Androgen receptor (AR) is a ligand-responsive transcription factor that binds at enhancers to drive terminal differentiation of the prostatic luminal epithelia. By contrast, in tumors originating from these cells, AR chromatin occupancy is extensively reprogrammed to drive hyper-proliferative, metastatic, or therapy-resistant phenotypes, the molecular mechanisms of which remain poorly understood. Here we show that the tumor-specific enhancer circuitry of AR is critically reliant on the activity of Nuclear Receptor Binding SET Domain Protein 2 (NSD2), a histone 3 lysine 36 di-methyltransferase. NSD2 is ectopically expressed in prostate cancer cells and catalytic inhibition of NSD2 impairs AR trans-activation potential through partial off-loading from over 40,000 genomic sites or greater than 65% of its cistrome. The NSD2-dependent AR sites distinctly harbor a chimeric AR-half motif juxtaposed to a FOXA1 element. Similar chimeric motifs of AR are absent at the NSD2-independent AR enhancers and contain the canonical palindromic motifs instead. Meta-analyses of AR cistromes from patient tumors uncovered chimeric AR motifs to exclusively participate in tumor-specific enhancer circuitries, with a minimal role in physiological activity of AR. Accordingly, NSD2 inactivation attenuated hallmark cancer phenotypes that were fully reinstated upon exogenous NSD2 re-expression. Inactivation of NSD2 also engendered increased dependency on its paralog NSD1, which independently maintained AR and MYC hyper-transcriptional programs in cancer cells. Therapeutically exploiting these insights, we developed a dual NSD1/2 PROTAC degrader, called LLC0150, which was preferentially cytotoxic in AR-dependent prostate cancer and synergized with enzalutamide. In a pan-cancer screen, comprising over 120 cell lines from 22 distinct lineages, NSD1/2 co-degradation triggered apoptotic cell death in AR-addicted prostate cancer as well as NSD2-altered hematologic malignancies. Altogether, we identify NSD2 as a novel subunit of the AR neo-enhanceosome that wires prostate cancer gene expression programs, positioning NSD1/2 paralog co-targeting as a novel and potent therapeutic strategy. Overall design: Comparative RNA profiles of prostate cancer cells upon CRISPR or siRNA-mediated inactivation of NSD1, NSD2, and/or NSD3 genes, treatment with the EZH2 inhibitor EPZ6438 (72h at 2uM), or treatment with NSD1/2 PROTAC degrader LLC0150 (2um for 24h).
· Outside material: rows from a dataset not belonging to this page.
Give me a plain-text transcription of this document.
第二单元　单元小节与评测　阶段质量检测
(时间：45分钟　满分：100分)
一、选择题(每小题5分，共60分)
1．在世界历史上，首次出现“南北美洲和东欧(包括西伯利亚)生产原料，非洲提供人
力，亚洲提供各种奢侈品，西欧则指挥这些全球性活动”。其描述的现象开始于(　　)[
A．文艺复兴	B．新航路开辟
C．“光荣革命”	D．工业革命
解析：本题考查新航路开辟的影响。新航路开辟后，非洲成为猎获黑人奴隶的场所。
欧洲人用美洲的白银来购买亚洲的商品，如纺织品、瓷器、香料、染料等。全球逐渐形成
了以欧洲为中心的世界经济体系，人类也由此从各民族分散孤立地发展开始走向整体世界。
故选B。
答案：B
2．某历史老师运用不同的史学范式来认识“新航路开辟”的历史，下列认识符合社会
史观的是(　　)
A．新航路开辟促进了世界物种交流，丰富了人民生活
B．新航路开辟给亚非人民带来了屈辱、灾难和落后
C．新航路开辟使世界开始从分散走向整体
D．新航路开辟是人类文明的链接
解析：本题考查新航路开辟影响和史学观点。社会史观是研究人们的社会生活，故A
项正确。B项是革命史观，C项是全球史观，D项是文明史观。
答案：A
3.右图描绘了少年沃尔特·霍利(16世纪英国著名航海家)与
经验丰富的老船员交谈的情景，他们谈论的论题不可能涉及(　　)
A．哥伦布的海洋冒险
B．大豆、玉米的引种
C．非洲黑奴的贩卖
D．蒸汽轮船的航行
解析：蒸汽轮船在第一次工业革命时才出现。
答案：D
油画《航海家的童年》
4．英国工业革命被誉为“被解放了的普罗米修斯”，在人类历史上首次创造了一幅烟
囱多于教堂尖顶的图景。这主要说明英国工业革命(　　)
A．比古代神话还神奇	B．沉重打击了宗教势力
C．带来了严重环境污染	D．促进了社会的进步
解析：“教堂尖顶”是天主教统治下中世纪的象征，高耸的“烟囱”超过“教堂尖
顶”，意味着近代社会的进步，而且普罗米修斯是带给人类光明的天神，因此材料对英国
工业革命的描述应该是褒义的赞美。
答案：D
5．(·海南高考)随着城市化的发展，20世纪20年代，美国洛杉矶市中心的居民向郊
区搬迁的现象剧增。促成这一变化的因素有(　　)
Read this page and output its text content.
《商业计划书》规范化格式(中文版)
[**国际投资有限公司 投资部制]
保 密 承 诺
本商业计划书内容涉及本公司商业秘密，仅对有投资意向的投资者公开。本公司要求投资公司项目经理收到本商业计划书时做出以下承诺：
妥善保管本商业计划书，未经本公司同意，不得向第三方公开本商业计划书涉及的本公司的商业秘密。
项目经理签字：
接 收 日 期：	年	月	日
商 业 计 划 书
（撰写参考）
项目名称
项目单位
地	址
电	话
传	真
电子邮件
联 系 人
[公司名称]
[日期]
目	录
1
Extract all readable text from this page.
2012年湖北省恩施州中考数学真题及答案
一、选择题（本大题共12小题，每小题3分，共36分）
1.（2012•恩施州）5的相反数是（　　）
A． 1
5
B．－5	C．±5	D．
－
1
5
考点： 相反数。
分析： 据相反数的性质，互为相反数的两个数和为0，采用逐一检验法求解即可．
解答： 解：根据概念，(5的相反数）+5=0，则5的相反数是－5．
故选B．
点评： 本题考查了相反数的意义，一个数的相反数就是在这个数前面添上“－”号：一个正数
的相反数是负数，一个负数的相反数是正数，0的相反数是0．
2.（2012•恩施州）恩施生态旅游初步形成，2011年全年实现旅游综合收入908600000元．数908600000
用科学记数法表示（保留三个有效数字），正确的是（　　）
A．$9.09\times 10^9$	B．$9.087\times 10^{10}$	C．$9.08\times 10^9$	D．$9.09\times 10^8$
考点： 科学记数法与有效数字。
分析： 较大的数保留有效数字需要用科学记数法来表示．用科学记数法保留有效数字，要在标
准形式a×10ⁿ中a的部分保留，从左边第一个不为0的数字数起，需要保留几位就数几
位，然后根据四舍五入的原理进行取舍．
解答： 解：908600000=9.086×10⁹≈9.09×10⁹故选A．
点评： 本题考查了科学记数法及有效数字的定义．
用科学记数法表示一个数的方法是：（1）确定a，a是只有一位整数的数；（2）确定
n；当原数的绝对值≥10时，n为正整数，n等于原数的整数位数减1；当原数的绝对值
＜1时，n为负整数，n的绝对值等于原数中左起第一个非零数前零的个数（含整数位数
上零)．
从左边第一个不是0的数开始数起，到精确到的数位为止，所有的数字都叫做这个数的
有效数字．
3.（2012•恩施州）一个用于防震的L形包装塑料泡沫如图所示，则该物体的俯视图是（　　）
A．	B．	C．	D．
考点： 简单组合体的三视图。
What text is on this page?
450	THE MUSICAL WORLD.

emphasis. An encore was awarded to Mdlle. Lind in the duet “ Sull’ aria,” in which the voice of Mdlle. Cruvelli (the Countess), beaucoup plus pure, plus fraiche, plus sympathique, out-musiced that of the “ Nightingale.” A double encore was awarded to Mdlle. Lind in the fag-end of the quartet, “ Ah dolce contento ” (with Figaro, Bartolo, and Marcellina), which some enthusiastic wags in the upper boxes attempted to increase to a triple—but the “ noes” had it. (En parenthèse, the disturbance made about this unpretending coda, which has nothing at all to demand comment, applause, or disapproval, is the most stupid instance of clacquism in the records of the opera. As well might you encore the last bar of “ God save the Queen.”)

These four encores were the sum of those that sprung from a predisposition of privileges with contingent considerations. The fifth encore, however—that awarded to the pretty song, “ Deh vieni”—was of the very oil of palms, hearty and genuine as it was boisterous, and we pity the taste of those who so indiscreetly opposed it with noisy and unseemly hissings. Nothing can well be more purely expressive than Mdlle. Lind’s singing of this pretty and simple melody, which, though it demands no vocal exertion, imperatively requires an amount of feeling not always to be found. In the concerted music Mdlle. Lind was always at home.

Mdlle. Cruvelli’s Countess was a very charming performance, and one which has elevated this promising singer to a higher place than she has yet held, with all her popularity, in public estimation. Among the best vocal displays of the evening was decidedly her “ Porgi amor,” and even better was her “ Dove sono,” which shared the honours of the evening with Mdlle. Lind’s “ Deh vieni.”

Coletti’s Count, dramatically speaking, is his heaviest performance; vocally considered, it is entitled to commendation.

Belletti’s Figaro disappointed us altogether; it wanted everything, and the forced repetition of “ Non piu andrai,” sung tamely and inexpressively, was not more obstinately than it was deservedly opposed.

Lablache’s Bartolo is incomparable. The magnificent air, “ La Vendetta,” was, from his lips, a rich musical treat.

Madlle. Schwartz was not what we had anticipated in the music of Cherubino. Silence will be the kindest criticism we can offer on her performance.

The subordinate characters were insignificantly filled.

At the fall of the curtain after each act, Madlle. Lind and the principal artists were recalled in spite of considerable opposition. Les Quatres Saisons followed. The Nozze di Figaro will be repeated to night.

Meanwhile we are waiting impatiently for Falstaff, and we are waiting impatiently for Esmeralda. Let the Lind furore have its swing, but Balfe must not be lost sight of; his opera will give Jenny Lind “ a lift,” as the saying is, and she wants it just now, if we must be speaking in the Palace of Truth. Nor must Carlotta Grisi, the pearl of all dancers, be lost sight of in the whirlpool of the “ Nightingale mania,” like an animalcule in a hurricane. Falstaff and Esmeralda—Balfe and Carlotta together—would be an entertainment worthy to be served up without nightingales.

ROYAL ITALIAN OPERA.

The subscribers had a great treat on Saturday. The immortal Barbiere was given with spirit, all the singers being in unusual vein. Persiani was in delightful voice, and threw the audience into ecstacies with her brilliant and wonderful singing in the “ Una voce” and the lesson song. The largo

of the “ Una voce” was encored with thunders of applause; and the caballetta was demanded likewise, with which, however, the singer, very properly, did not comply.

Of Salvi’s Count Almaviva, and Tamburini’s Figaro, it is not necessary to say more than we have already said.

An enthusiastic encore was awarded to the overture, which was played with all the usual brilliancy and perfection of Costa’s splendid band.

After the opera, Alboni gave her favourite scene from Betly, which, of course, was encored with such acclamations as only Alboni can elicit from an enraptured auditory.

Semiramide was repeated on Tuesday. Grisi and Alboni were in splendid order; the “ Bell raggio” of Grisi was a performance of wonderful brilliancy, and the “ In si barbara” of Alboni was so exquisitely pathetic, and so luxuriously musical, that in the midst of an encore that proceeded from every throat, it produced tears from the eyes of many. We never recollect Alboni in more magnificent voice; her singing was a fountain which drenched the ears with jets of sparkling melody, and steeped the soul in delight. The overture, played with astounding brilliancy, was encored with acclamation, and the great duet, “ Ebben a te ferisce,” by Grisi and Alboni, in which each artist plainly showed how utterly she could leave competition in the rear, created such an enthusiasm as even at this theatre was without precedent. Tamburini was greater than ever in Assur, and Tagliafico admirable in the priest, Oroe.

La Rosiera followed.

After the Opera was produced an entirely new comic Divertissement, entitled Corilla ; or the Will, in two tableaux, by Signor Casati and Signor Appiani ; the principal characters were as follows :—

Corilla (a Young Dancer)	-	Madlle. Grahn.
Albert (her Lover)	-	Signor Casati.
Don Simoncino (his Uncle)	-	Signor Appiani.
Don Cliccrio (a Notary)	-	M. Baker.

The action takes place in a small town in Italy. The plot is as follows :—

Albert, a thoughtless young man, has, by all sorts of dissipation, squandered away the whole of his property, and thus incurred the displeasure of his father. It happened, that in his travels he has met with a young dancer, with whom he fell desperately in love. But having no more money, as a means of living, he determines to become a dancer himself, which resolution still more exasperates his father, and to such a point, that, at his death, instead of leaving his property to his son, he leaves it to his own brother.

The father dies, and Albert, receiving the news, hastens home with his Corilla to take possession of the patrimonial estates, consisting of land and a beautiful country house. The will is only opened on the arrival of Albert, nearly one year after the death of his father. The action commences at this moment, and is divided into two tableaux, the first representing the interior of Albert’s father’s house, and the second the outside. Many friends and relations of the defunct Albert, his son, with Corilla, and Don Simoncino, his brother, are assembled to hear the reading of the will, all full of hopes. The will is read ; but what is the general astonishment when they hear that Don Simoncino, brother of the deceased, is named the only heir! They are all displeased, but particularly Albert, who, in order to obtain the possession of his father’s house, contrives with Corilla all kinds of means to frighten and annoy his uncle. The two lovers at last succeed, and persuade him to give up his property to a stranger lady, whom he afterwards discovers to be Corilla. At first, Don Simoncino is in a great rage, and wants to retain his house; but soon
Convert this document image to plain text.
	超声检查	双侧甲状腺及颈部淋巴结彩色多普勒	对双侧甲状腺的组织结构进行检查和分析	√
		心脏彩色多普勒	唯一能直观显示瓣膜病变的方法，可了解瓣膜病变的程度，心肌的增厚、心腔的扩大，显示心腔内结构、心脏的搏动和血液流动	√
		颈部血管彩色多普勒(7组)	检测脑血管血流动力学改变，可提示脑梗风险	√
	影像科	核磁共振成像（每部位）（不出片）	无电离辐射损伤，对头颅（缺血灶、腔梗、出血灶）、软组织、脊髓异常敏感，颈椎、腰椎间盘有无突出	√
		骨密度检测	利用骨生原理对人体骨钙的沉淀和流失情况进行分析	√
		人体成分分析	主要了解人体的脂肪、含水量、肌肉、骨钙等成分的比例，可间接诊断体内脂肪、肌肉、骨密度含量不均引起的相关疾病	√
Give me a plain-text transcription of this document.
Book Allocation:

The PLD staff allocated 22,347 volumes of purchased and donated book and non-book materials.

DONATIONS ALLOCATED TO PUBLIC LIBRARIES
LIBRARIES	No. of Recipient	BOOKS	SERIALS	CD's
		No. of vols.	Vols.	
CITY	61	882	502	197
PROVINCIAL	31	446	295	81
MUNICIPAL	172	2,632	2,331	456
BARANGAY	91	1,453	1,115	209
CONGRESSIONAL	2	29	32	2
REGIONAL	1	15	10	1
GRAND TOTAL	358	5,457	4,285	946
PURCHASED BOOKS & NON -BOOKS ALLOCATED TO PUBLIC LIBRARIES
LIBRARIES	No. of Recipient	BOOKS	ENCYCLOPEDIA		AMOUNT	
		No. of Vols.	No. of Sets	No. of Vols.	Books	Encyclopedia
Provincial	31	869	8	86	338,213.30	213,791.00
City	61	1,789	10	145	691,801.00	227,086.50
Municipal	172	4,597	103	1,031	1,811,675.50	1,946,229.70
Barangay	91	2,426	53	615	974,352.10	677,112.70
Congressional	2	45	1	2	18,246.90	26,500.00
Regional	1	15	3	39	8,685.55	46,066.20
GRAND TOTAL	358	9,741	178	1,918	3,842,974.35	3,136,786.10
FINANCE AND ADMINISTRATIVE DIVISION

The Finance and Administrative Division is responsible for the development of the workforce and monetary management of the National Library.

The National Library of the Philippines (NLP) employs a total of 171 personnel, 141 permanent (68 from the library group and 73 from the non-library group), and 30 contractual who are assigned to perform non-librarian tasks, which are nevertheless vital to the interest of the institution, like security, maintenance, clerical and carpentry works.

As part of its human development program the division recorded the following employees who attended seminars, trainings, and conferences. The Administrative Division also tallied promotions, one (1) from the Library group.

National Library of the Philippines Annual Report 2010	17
雄激素受体（Androgen receptor, AR）是一类配体响应型转录因子，可结合增强子以驱动前列腺腔上皮细胞的终末分化。与之相反，在源自此类细胞的肿瘤中，AR的染色质占据模式被广泛重编程，进而驱动过度增殖、转移或治疗耐药的表型，其背后的分子机制仍未被充分阐明。本研究发现，AR的肿瘤特异性增强子环路关键依赖于核受体结合SET结构域蛋白2（Nuclear Receptor Binding SET Domain Protein 2, NSD2）的活性，该蛋白是一种组蛋白3赖氨酸36二甲基转移酶。NSD2在前列腺癌细胞中异位表达，对其进行催化抑制可通过从超过4万个基因组位点（或其顺反组的65%以上）中部分解离，削弱AR的反式激活潜能。依赖NSD2的AR结合位点显著含有一类嵌合型AR半位点基序，该基序与叉头框蛋白A1（FOXA1）元件毗邻排布。而不依赖NSD2的AR增强子区域则不存在此类AR嵌合基序，反而包含经典的回文基序。对患者肿瘤来源的AR顺反组开展荟萃分析后发现，嵌合型AR基序仅参与肿瘤特异性增强子环路，在AR的生理活性中仅发挥极小作用。据此，NSD2失活可减弱典型的癌症表型，且该表型可通过外源性NSD2重新表达完全恢复。NSD2失活还会使癌细胞对其旁系同源基因NSD1的依赖程度升高，而NSD1可独立维持癌细胞中AR与MYC原癌基因（MYC）的高转录程序。基于上述发现开发治疗策略，我们研发了一款靶向NSD1/2的双靶点蛋白水解靶向嵌合体（PROTAC）降解剂LLC0150，该降解剂在AR依赖型前列腺癌细胞中表现出优先细胞毒性，并与恩扎卢胺（enzalutamide）具有协同作用。在一项涵盖22种不同谱系、共120余株细胞系的泛癌症筛选中，同时降解NSD1/2可在AR成瘾型前列腺癌以及NSD2异常的血液系统恶性肿瘤中诱导细胞凋亡。综上，本研究确认NSD2是AR新生增强体（neo-enhanceosome）的新型亚基，可调控前列腺癌的基因表达程序，从而将共靶向NSD1/2旁系同源基因确立为一种全新且高效的治疗策略。实验整体设计：对前列腺癌细胞采用成簇规律间隔短回文重复序列（CRISPR）或小干扰RNA（small interfering RNA, siRNA）介导的方式进行NSD1、NSD2及/或NSD3基因失活处理、用zeste基因增强子同源物2（EZH2）抑制剂EPZ6438处理（2μM浓度孵育72小时），或用NSD1/2双靶点PROTAC降解剂LLC0150处理（2μM浓度孵育24小时），并对各组细胞进行比较转录组RNA谱分析。